Tout est question de volonté politique

Le renforcement de la coopération franco-allemande en terme de culture et d'éducation ? "Cette coopération existe déjà comme les cursus universitaires franco-allemands ou l'Abibac. Est-ce que la France va financer davantage de projets? J'en doute fort. Nous n'en avons pas les moyens financiers. Il y a d'autres priorités."

Dans le traité, la France et l’Allemagne adoptent "une clause de défense mutuelle" en cas d’agression. Ils pourraient déployer des moyens ensemble en cas d’attaque terroriste ou coopérer sur les grands programmes militaires mais là encore ce n'est pas gagné." Les divergences entre les deux pays sont trop grandes. Leur philosophie trop éloignée. Paris souhaite davantage d’implication dans le domaine militaire tandis que l'Allemagne est attachée à sa tradition pacifiste." 

Les régions transfrontalières?
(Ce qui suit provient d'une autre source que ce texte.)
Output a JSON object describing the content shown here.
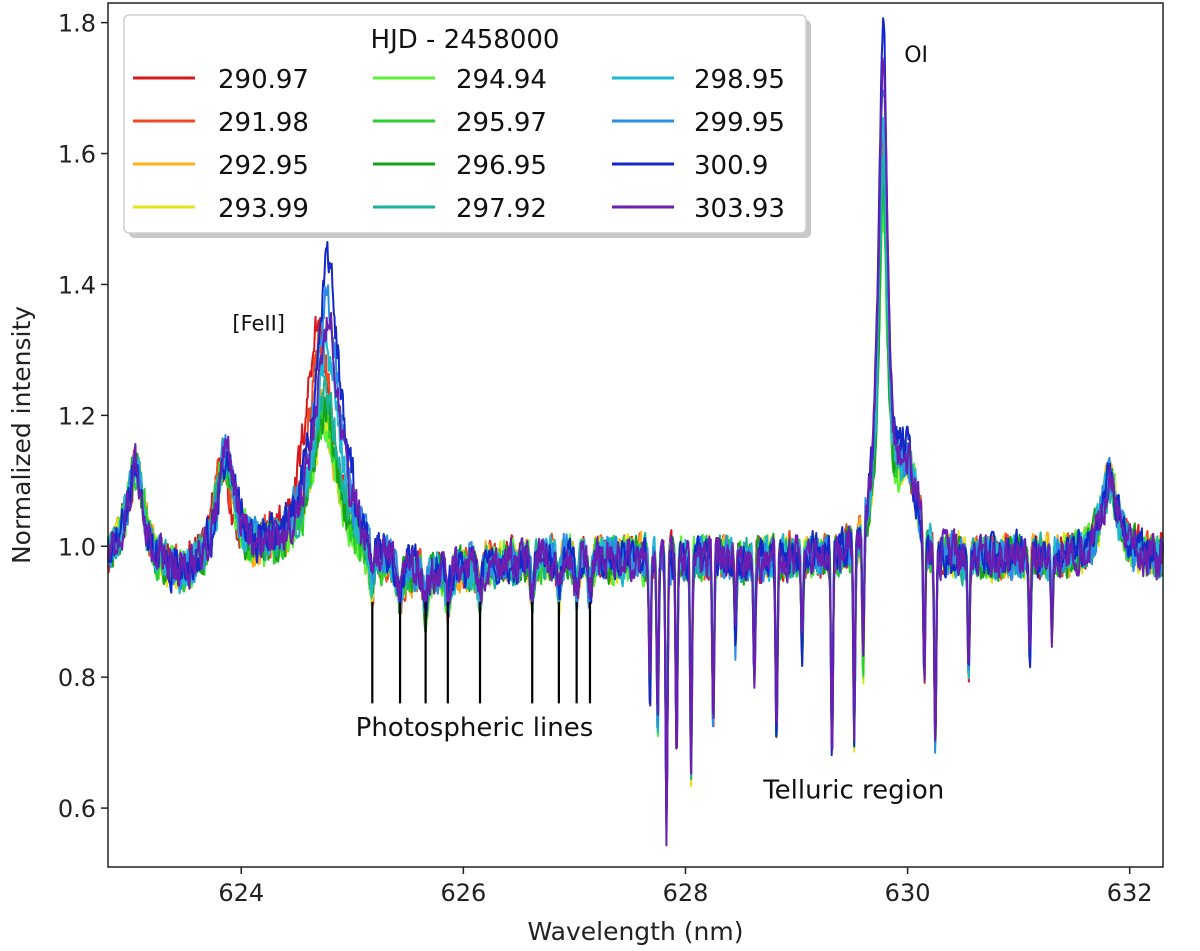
{
  "chart_data": {
    "type": "line",
    "xlabel": "Wavelength (nm)",
    "ylabel": "Normalized intensity",
    "xlim": [
      622.8,
      632.3
    ],
    "ylim": [
      0.51,
      1.83
    ],
    "x_ticks": [
      624,
      626,
      628,
      630,
      632
    ],
    "x_tick_labels": [
      "624",
      "626",
      "628",
      "630",
      "632"
    ],
    "y_ticks": [
      0.6,
      0.8,
      1.0,
      1.2,
      1.4,
      1.6,
      1.8
    ],
    "y_tick_labels": [
      "0.6",
      "0.8",
      "1.0",
      "1.2",
      "1.4",
      "1.6",
      "1.8"
    ],
    "grid": false,
    "legend": {
      "title": "HJD - 2458000",
      "placement": "top-left",
      "columns": 3
    },
    "series": [
      {
        "name": "290.97",
        "color": "#d7191c",
        "peaks": {
          "oi": 1.62,
          "feii": 1.34,
          "fe_shift": -0.06
        }
      },
      {
        "name": "291.98",
        "color": "#f04a23",
        "peaks": {
          "oi": 1.6,
          "feii": 1.31,
          "fe_shift": -0.04
        }
      },
      {
        "name": "292.95",
        "color": "#fdae1a",
        "peaks": {
          "oi": 1.58,
          "feii": 1.22,
          "fe_shift": -0.02
        }
      },
      {
        "name": "293.99",
        "color": "#e5e51e",
        "peaks": {
          "oi": 1.55,
          "feii": 1.2,
          "fe_shift": 0
        }
      },
      {
        "name": "294.94",
        "color": "#5df23a",
        "peaks": {
          "oi": 1.5,
          "feii": 1.19,
          "fe_shift": 0
        }
      },
      {
        "name": "295.97",
        "color": "#2cd22c",
        "peaks": {
          "oi": 1.52,
          "feii": 1.2,
          "fe_shift": 0
        }
      },
      {
        "name": "296.95",
        "color": "#17a117",
        "peaks": {
          "oi": 1.55,
          "feii": 1.21,
          "fe_shift": 0
        }
      },
      {
        "name": "297.92",
        "color": "#1ab39a",
        "peaks": {
          "oi": 1.58,
          "feii": 1.24,
          "fe_shift": 0.01
        }
      },
      {
        "name": "298.95",
        "color": "#20b8d0",
        "peaks": {
          "oi": 1.65,
          "feii": 1.3,
          "fe_shift": 0.02
        }
      },
      {
        "name": "299.95",
        "color": "#2a8ee6",
        "peaks": {
          "oi": 1.72,
          "feii": 1.38,
          "fe_shift": 0.02
        }
      },
      {
        "name": "300.9",
        "color": "#1428c8",
        "peaks": {
          "oi": 1.81,
          "feii": 1.43,
          "fe_shift": 0.03
        }
      },
      {
        "name": "303.93",
        "color": "#6a1fb0",
        "peaks": {
          "oi": 1.74,
          "feii": 1.34,
          "fe_shift": 0.03
        }
      }
    ],
    "features": {
      "continuum": 0.98,
      "emission_lines": [
        {
          "center": 623.05,
          "height": 0.15
        },
        {
          "center": 623.85,
          "height": 0.17
        },
        {
          "center": 624.75,
          "height": 0.4
        },
        {
          "center": 629.78,
          "height": 0.8
        },
        {
          "center": 631.82,
          "height": 0.12
        }
      ],
      "photospheric_line_positions": [
        625.18,
        625.43,
        625.66,
        625.86,
        626.15,
        626.62,
        626.86,
        627.02,
        627.14
      ],
      "telluric_dips": [
        {
          "center": 627.68,
          "depth": 0.2
        },
        {
          "center": 627.75,
          "depth": 0.26
        },
        {
          "center": 627.83,
          "depth": 0.42
        },
        {
          "center": 627.92,
          "depth": 0.28
        },
        {
          "center": 628.05,
          "depth": 0.32
        },
        {
          "center": 628.25,
          "depth": 0.25
        },
        {
          "center": 628.45,
          "depth": 0.12
        },
        {
          "center": 628.62,
          "depth": 0.18
        },
        {
          "center": 628.82,
          "depth": 0.26
        },
        {
          "center": 629.05,
          "depth": 0.14
        },
        {
          "center": 629.32,
          "depth": 0.3
        },
        {
          "center": 629.52,
          "depth": 0.29
        },
        {
          "center": 629.6,
          "depth": 0.2
        },
        {
          "center": 630.15,
          "depth": 0.22
        },
        {
          "center": 630.25,
          "depth": 0.28
        },
        {
          "center": 630.55,
          "depth": 0.18
        },
        {
          "center": 631.1,
          "depth": 0.15
        },
        {
          "center": 631.3,
          "depth": 0.1
        }
      ]
    },
    "annotations": [
      {
        "text": "OI",
        "x": 629.97,
        "y": 1.74
      },
      {
        "text": "[FeII]",
        "x": 623.92,
        "y": 1.33
      },
      {
        "text": "Photospheric lines",
        "x": 626.1,
        "y": 0.71
      },
      {
        "text": "Telluric region",
        "x": 628.7,
        "y": 0.615
      }
    ],
    "photospheric_markers": {
      "y_top": 0.915,
      "y_bottom": 0.76
    }
  }
}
Dans ce domaine il y a peut-être de l'espoir. "Créer une ou deux stations de tram sur la ligne Strasbourg-Kehl renforcerait la coopération franco-allemande. Ça c'est faisable." Pour le reste, pour tout le reste: "les conditions politiques ne sont pas favorables à ce renforcement: Emmanuel Macron est dans sa séquence grand débat national et la chancelière, elle, est en fin de règne."


Et l'Europe dans tout ça ?

Avec la signature de ce beau traité, ne nous y trompons pas, nous sommes dans le renforcement des liens franco-allemands ou nous l'avons dit dans l'intention de les renforcer. Nuance. Ce qui ne veut pas dire pour autant qu'il s'agit d'Europe à proprement parler. "L'Europe c'est 28 membres. Ce n'est pas simplement la France et l'Allemagne. Ils sont un peu tout seuls en ce moment. Regardez ce qui se passe ailleurs en Europe. La montée des régimes autoritaires. Un accord bilatéral franco-allemand est sans conséquence pour l'Europe. C'est presque un non-évènement." 

C'est presque un non-évènement

"Par contre, ce traité remet le couple franco-allemand sur le devant de la scène. L'Europe, c'est nous en quelque sorte. Et là c'est un peu choquant. Ça fait un peu directoire." Pas de perte de souveraineté, pas de perte de l'Alsace Lorraine non mais peut-être le signe d'un repli sur soi du couple franco-allemand qui tourne le dos au reste de l'Europe. Ce qui est déjà en soi un peu inquiétant.